すでに成立した法令等を国民一般に表示する行為。近代法治国では,一定の国家機関によって制定された法令は原則として公布された後にはじめて施行されるので,公布は法令の効力発生要件である。日本国憲法は,憲法改正,法律,政令および条約の公布を天皇の国事行為とし,内閣の助言と承認によりこれを行うと定めている(7条1号)。その他の法形式として,省令,最高裁判所規則などはそれぞれの制定機関によって,条例は地方公共団体の長によって公布される。しかし,議院規則のような特定の機関の内部規律に関する事項を定めるものについては,国民の権利・義務に関する通常の法規とは異なるところから,公布は必要とされない。
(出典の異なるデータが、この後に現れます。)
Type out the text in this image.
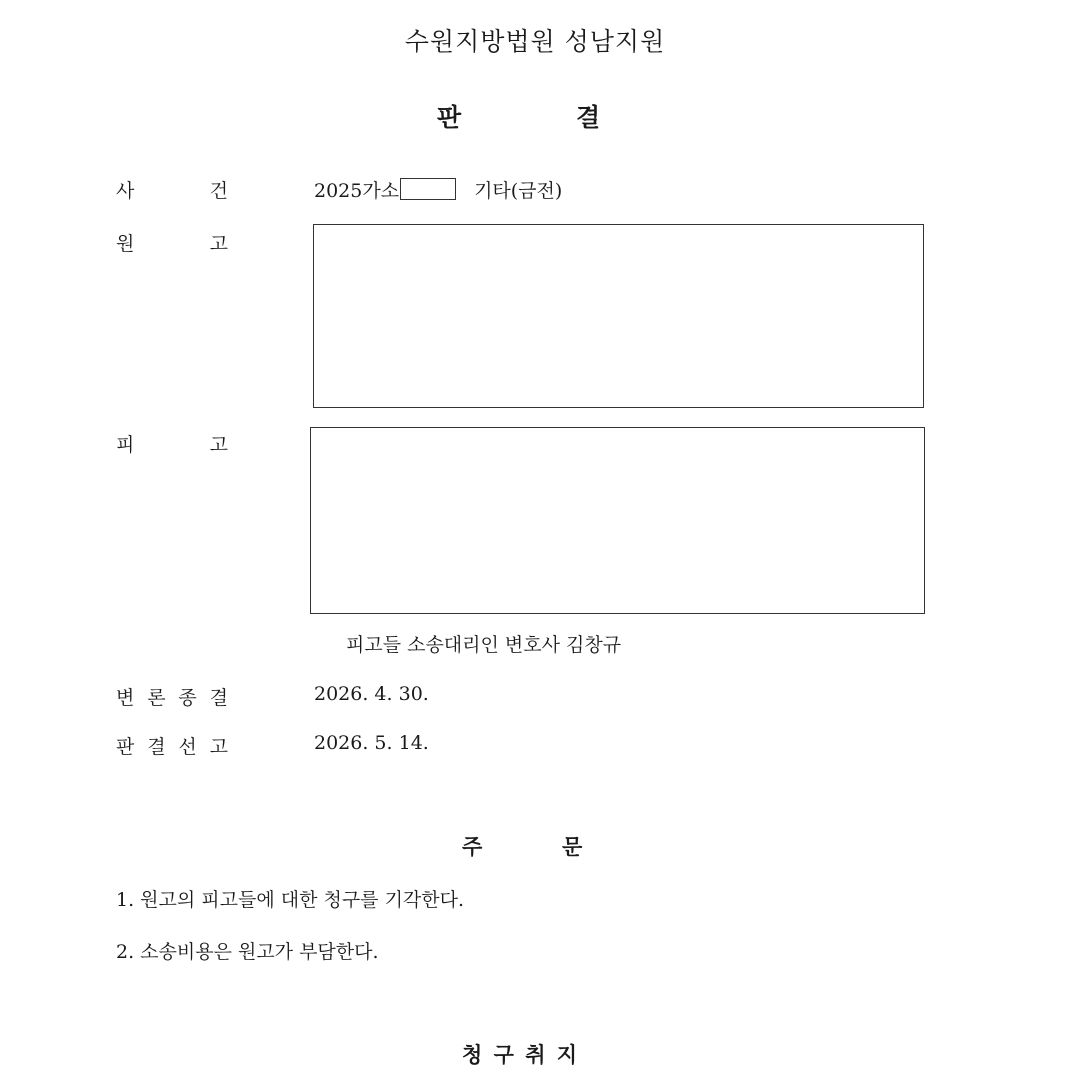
수원지방법원 성남지원
판	결
사	건	2025가소	기타(금전)
원	고
피	고
피고들 소송대리인 변호사 김창규
변 론 종 결	2026. 4. 30.
판 결 선 고	2026. 5. 14.
주	문
1. 원고의 피고들에 대한 청구를 기각한다.
2. 소송비용은 원고가 부담한다.
청 구 취 지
公布の時期については,憲法改正は国民の承認があればただちに(日本国憲法96条2項),法律は最後に議決した議院の議長から内閣を経由して奏上し,この奏上の日から30日以内に(国会法65条1項,66条),一つの地方公共団体のみに適用される地方自治特別法(日本国憲法95条)は住民投票で同意を得たことが確定したらただちに(地方自治法261条5項),また,条例は,その制定または改廃の議決があったときは議会の議長は3日以内に長に送付し,長は再議その他特別の措置を講ずる必要がないと認めるときは20日以内に(16条1,2項),それぞれ公布することを要する。政令および条約については公布の時期の定めがないが,いずれも具体的な公布期日は内閣が決定すべきものとされている。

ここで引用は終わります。